On 02.04.2012 18:21, Alexandre Martins wrote:
Dear,

I have currently having troubles with a basic socket stress.

The socket are setup to use non-blocking I/O.

During this stress-test, the kernel is running mbuf exhaustion, the goal is to
see system limits.

If the program make a write on a socket during this mbuf exhaustion, it become
blocked in "write" system call. The status of the process is "zonelimit" and
whole network I/O fall in timeout.

I have found the root cause of the block  :
http://svnweb.freebsd.org/base/head/sys/kern/uipc_socket.c?view=markup#l1279

So, the question is : Why m_uiotombuf is called with a blocking parameter
(M_WAITOK) even if is for a non-blocking socket ?

Then, if M_NOWAIT is used, maybe it will be usefull to have an 'ENOMEM' error.

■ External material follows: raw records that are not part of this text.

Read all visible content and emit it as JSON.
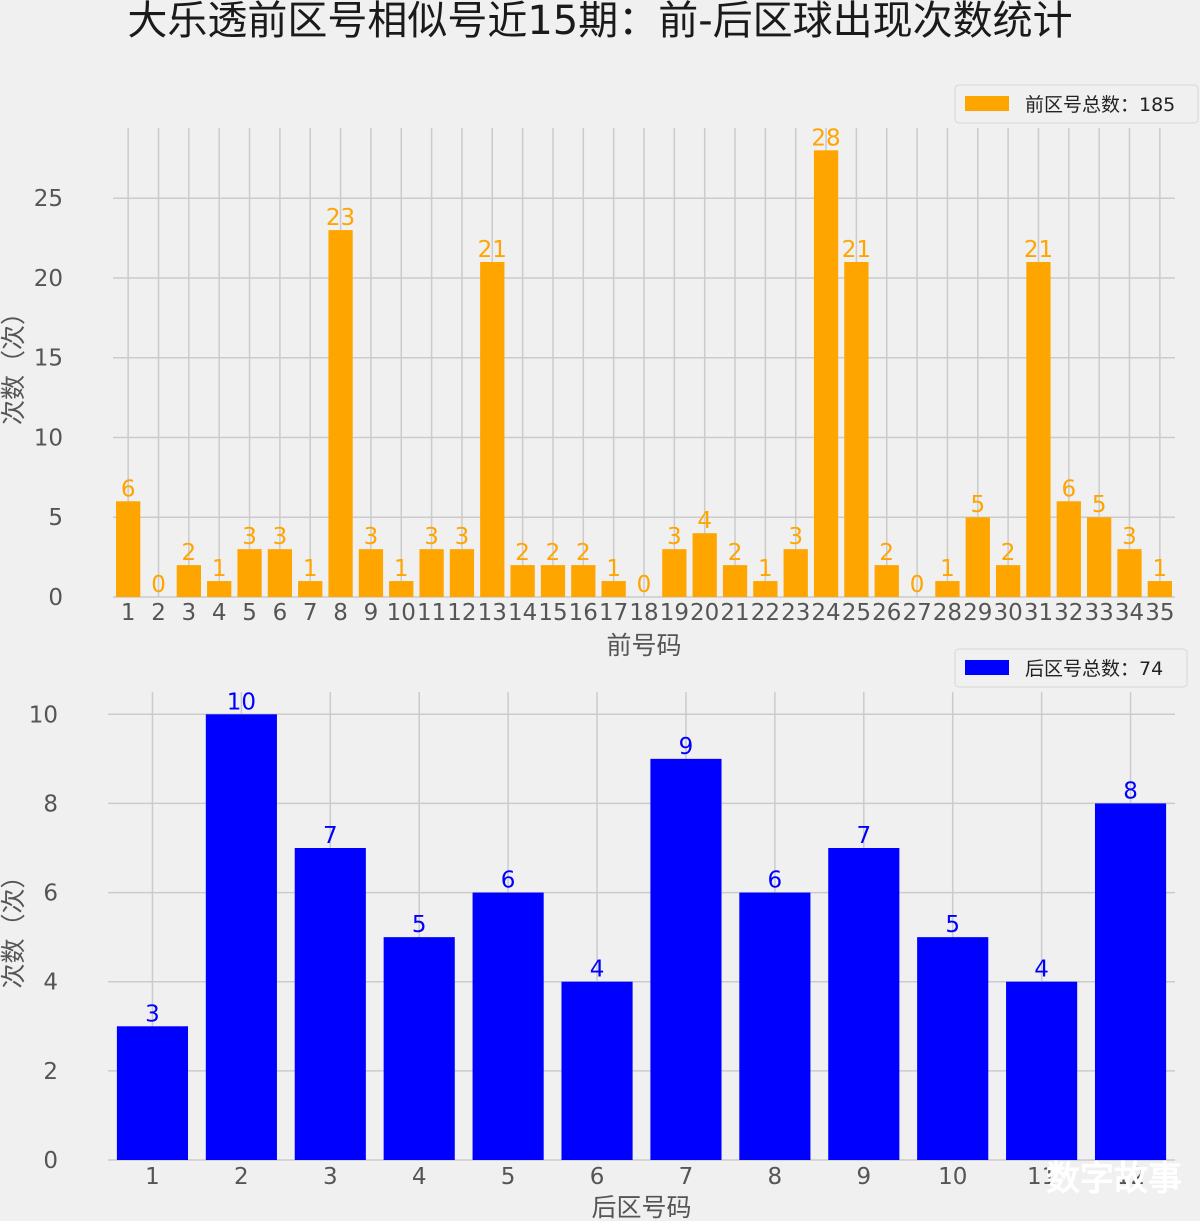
{
  "title": "大乐透前区号相似号近15期：前-后区球出现次数统计",
  "watermark": "数字故事",
  "chart_data": [
    {
      "type": "bar",
      "xlabel": "前号码",
      "ylabel": "次数（次）",
      "ylim": [
        0,
        29.4
      ],
      "yticks": [
        0,
        5,
        10,
        15,
        20,
        25
      ],
      "grid": true,
      "legend_position": "top-right",
      "color": "#FFA500",
      "series": [
        {
          "name": "前区号总数：185",
          "categories": [
            "1",
            "2",
            "3",
            "4",
            "5",
            "6",
            "7",
            "8",
            "9",
            "10",
            "11",
            "12",
            "13",
            "14",
            "15",
            "16",
            "17",
            "18",
            "19",
            "20",
            "21",
            "22",
            "23",
            "24",
            "25",
            "26",
            "27",
            "28",
            "29",
            "30",
            "31",
            "32",
            "33",
            "34",
            "35"
          ],
          "values": [
            6,
            0,
            2,
            1,
            3,
            3,
            1,
            23,
            3,
            1,
            3,
            3,
            21,
            2,
            2,
            2,
            1,
            0,
            3,
            4,
            2,
            1,
            3,
            28,
            21,
            2,
            0,
            1,
            5,
            2,
            21,
            6,
            5,
            3,
            1
          ]
        }
      ]
    },
    {
      "type": "bar",
      "xlabel": "后区号码",
      "ylabel": "次数（次）",
      "ylim": [
        0,
        10.5
      ],
      "yticks": [
        0,
        2,
        4,
        6,
        8,
        10
      ],
      "grid": true,
      "legend_position": "top-right",
      "color": "#0000FF",
      "series": [
        {
          "name": "后区号总数：74",
          "categories": [
            "1",
            "2",
            "3",
            "4",
            "5",
            "6",
            "7",
            "8",
            "9",
            "10",
            "11",
            "12"
          ],
          "values": [
            3,
            10,
            7,
            5,
            6,
            4,
            9,
            6,
            7,
            5,
            4,
            8
          ]
        }
      ]
    }
  ]
}
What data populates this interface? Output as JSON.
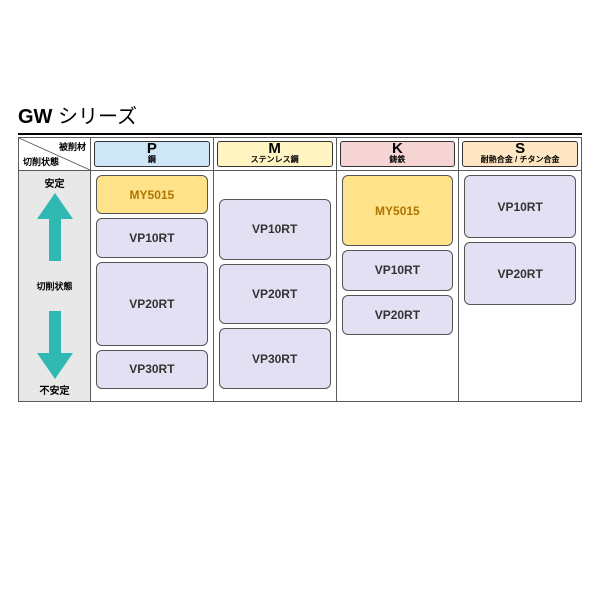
{
  "title": {
    "bold": "GW",
    "rest": " シリーズ"
  },
  "corner": {
    "top": "被削材",
    "bottom": "切削状態"
  },
  "side": {
    "top": "安定",
    "mid": "切削状態",
    "bottom": "不安定",
    "arrow_color": "#2fb9b2",
    "bg": "#e8e8e8"
  },
  "colors": {
    "chip_yellow_bg": "#ffe38a",
    "chip_yellow_text": "#b07400",
    "chip_purple_bg": "#e4e0f4",
    "chip_purple_text": "#333333"
  },
  "columns": [
    {
      "letter": "P",
      "sub": "鋼",
      "head_bg": "#cfe6f7",
      "chips": [
        {
          "label": "MY5015",
          "style": "yellow",
          "flex": 1
        },
        {
          "label": "VP10RT",
          "style": "purple",
          "flex": 1
        },
        {
          "label": "VP20RT",
          "style": "purple",
          "flex": 2.2
        },
        {
          "label": "VP30RT",
          "style": "purple",
          "flex": 1
        }
      ]
    },
    {
      "letter": "M",
      "sub": "ステンレス鋼",
      "head_bg": "#fff4c2",
      "top_gap": 20,
      "chips": [
        {
          "label": "VP10RT",
          "style": "purple",
          "flex": 1.6
        },
        {
          "label": "VP20RT",
          "style": "purple",
          "flex": 1.6
        },
        {
          "label": "VP30RT",
          "style": "purple",
          "flex": 1.6
        }
      ]
    },
    {
      "letter": "K",
      "sub": "鋳鉄",
      "head_bg": "#f7d4d4",
      "chips": [
        {
          "label": "MY5015",
          "style": "yellow",
          "flex": 1.8
        },
        {
          "label": "VP10RT",
          "style": "purple",
          "flex": 1
        },
        {
          "label": "VP20RT",
          "style": "purple",
          "flex": 1
        }
      ],
      "bottom_gap": 50
    },
    {
      "letter": "S",
      "sub": "耐熱合金 / チタン合金",
      "head_bg": "#ffe6c2",
      "chips": [
        {
          "label": "VP10RT",
          "style": "purple",
          "flex": 1.6
        },
        {
          "label": "VP20RT",
          "style": "purple",
          "flex": 1.6
        }
      ],
      "bottom_gap": 80
    }
  ]
}
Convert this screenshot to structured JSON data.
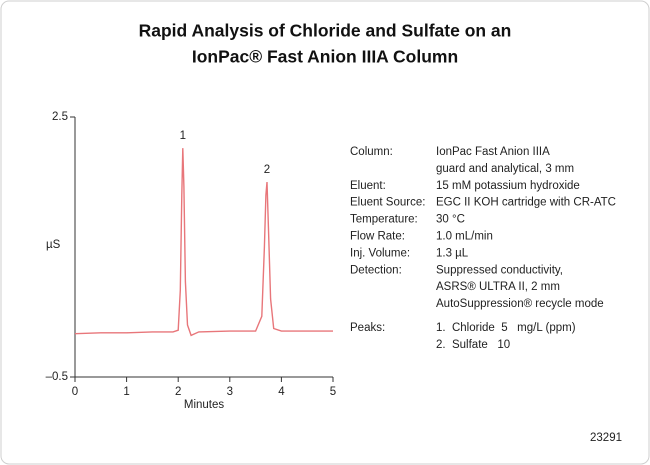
{
  "chart_data": {
    "type": "line",
    "title": [
      "Rapid Analysis of Chloride and Sulfate on an",
      "IonPac® Fast Anion IIIA Column"
    ],
    "x_label": "Minutes",
    "y_label": "µS",
    "x": [
      0,
      0.5,
      1,
      1.5,
      1.9,
      2.0,
      2.04,
      2.07,
      2.09,
      2.11,
      2.14,
      2.18,
      2.25,
      2.4,
      3.0,
      3.5,
      3.62,
      3.67,
      3.7,
      3.72,
      3.75,
      3.79,
      3.85,
      4.0,
      4.5,
      5.0
    ],
    "values": [
      0.0,
      0.01,
      0.01,
      0.02,
      0.02,
      0.04,
      0.5,
      1.6,
      2.14,
      1.7,
      0.6,
      0.1,
      -0.02,
      0.02,
      0.03,
      0.03,
      0.2,
      1.0,
      1.6,
      1.75,
      1.2,
      0.4,
      0.06,
      0.03,
      0.03,
      0.03
    ],
    "color": "#e8767a",
    "xlim": [
      0,
      5
    ],
    "xticks": [
      0,
      1,
      2,
      3,
      4,
      5
    ],
    "ylim": [
      -0.5,
      2.5
    ],
    "yticks": [
      {
        "value": -0.5,
        "label": "–0.5"
      },
      2.5
    ],
    "peak_labels": [
      "1",
      "2"
    ],
    "conditions": [
      {
        "label": "Column:",
        "lines": [
          "IonPac Fast Anion IIIA",
          "guard and analytical, 3 mm"
        ]
      },
      {
        "label": "Eluent:",
        "lines": [
          "15 mM potassium hydroxide"
        ]
      },
      {
        "label": "Eluent Source:",
        "lines": [
          "EGC II KOH cartridge with CR-ATC"
        ]
      },
      {
        "label": "Temperature:",
        "lines": [
          "30 °C"
        ]
      },
      {
        "label": "Flow Rate:",
        "lines": [
          "1.0 mL/min"
        ]
      },
      {
        "label": "Inj. Volume:",
        "lines": [
          "1.3 µL"
        ]
      },
      {
        "label": "Detection:",
        "lines": [
          "Suppressed conductivity,",
          "ASRS® ULTRA II, 2 mm",
          "AutoSuppression® recycle mode"
        ]
      },
      {
        "label": "Peaks:",
        "lines": [
          "1.  Chloride  5   mg/L (ppm)",
          "2.  Sulfate   10"
        ]
      }
    ],
    "figure_id": "23291"
  }
}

This is a bit of an catch-22 we have here.  Trouble is that when
we return with EAGAIN the next select/poll cycle will tell you
that this and possibly other sockets are writeable again, when in
fact they are not due to kernel memory shortage.  Then the application
will tightly loop around the "writeable" non-writeable sockets.
It's about the interaction of write with O_NONBLOCK and select/poll
on the socket.

Do you have any references how other OSes behave, in particular
Linux?

I've added bde@ as our resident standards compliance expert.
Hopefully he can give us some more insight on this issue.